I've just converted my main partition (non-/boot) on a notebook from XFS to reiser3 mainly because I work with huge svn working copies and svn loves to keep small files around, as well as create lots of small files (lock files, etc) during routine svn work. xfs is just way considerably slower than reiserfs for svn status, update, commit, cleanup. Besides, reiser3's tail feature means svn's penchant for small files uses less space overall on my tinny notebook harddrive. Not sure if performance of reiser3 will degrade over time, (I've been on xfs on this partition for longer than a year), but we'll see.
BTW, http://www.debian-administration.org/articles/388 My observations differ from theirs (operations on file tree). I do have a significant larger amount of files, and many of those are smaller than the default block size, so that might affect things.
On the server side, XFS, on multiple concurrent large, random, writes (postgresql) just creams reiser3 and ext3. (IIRC, battery backed SCSI raid controller, tested with both RAID1+0 and RAID5, Linux 2.6.x, 6 x 15000RPM 132(?)GB HDD) Read operations and single thread seq/random writes are too similar in performance for the various filesystems.
Another feature of XFS I used a lot (before converting to reiser3) is xfs_fsr, which defrags a mounted xfs filesystem. Oddly buggy though, as after some runs, some inodes tends to have max_extents corrupted (endian problem?). I'd recommend a xfs_repair after a xfs_fsr, which effectively makes xfs_fsr a utility for defragging *UN*mounted filesystems. So yeah, xfs is a tad unstable. I've only one real corruption, though, and that's from killing the notebook power during some writes.
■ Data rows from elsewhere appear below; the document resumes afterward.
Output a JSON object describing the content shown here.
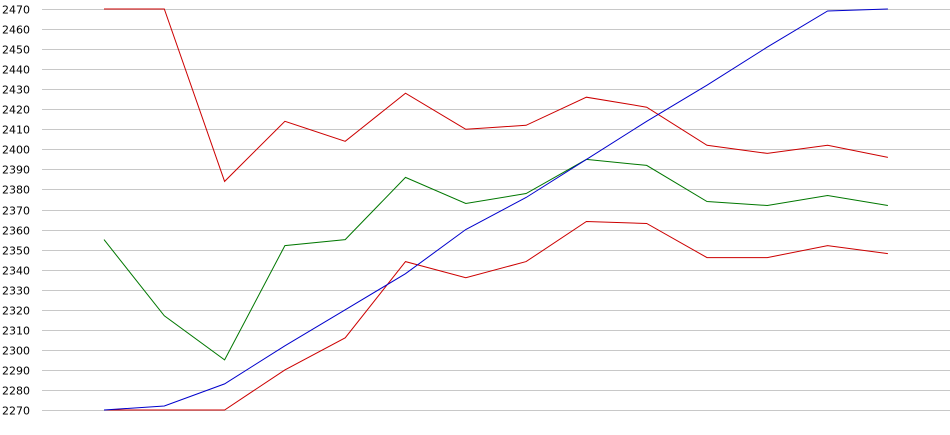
{
  "chart_data": {
    "type": "line",
    "ylim": [
      2270,
      2470
    ],
    "yticks": [
      2270,
      2280,
      2290,
      2300,
      2310,
      2320,
      2330,
      2340,
      2350,
      2360,
      2370,
      2380,
      2390,
      2400,
      2410,
      2420,
      2430,
      2440,
      2450,
      2460,
      2470
    ],
    "grid": true,
    "legend": "none",
    "x": [
      1,
      2,
      3,
      4,
      5,
      6,
      7,
      8,
      9,
      10,
      11,
      12,
      13,
      14
    ],
    "series": [
      {
        "color": "#cc0000",
        "values": [
          2470,
          2470,
          2384,
          2414,
          2404,
          2428,
          2410,
          2412,
          2426,
          2421,
          2402,
          2398,
          2402,
          2396
        ]
      },
      {
        "color": "#007700",
        "values": [
          2355,
          2317,
          2295,
          2352,
          2355,
          2386,
          2373,
          2378,
          2395,
          2392,
          2374,
          2372,
          2377,
          2372
        ]
      },
      {
        "color": "#cc0000",
        "values": [
          2270,
          2270,
          2270,
          2290,
          2306,
          2344,
          2336,
          2344,
          2364,
          2363,
          2346,
          2346,
          2352,
          2348
        ]
      },
      {
        "color": "#0000cc",
        "values": [
          2270,
          2272,
          2283,
          2302,
          2320,
          2338,
          2360,
          2376,
          2395,
          2414,
          2432,
          2451,
          2469,
          2470
        ]
      }
    ]
  }
}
Not sure if that's from the fs, or the harddisk misbehaving.
The main described change / advantage in this proposed ext4 is that the notion that a file's allocation is tracked via "extents" (a specified number of contiguous 2k blocks) rather than a chain of inode pointers (with up to 3 levels of indirection).
This is based not only on the need for a larger maximum file system, but a recognition that there is significant performance advantage to reducing read/write head movement and initiating large reads from consecutive blocks that can take advantage of the high transfer rates of today's drives. (this assumes that the OS filesystem doesn't attempt/require that the entire disk drive be cached in RAM to get decent performance)
Except for "write once" files, over time this will cause files to become physically spread over the disk and the performance benefit is reduced, unless a process periodically consolidates the blocks back into a contiguous series of blocks (ignoring for the moment that on today's disk drives, blocks may be "spared" into place that are not really physically consecutive, but just logically appear to be)...
One of the "proofs" that *nix is superior to other O/Ss has been the absence of a need to "Defrag" the file system.
A commenter on the article also raises the question of why the "right" solution isn't to increase the 2k block size limit rather than rework the internals of the block pointers, and got the response that since the linux kernal manages memory in 2k blocks, it is a nightmare in the kernal to support larger I/O transfers (although others here seem to indicate this is one of the solutions people have implemented)
Isn't "extents" a concept contained in NTFS? Has anyone looked into the patent implications of these proposed changes?
Final 2006 "Proof of Global Warming" US Hurricane Count -> 0
ext2fsck has a history of plenty of problems, just like everyone. I get reports from users swearing they will never again use ext*. Ted Tso goes walking around FUD'ing everyone else's fsck. He does this because ext* performance is poor, so there is not much else to do but FUD. Some users suspect that high performance is a little sinful, so this works on some.
All of the major filesystems have a decent fsck, and all of them are by now stable to the point that you should worry about your hardware and backups failing, not your FS. The only qualifier on that is that ZFS is new, and I hope no one will view that as my FUDing.
But if the code's already been changed, why hasn't it been included yet?
True confidence comes not from realising you are as good as your peers, but that your peers are as bad as you are.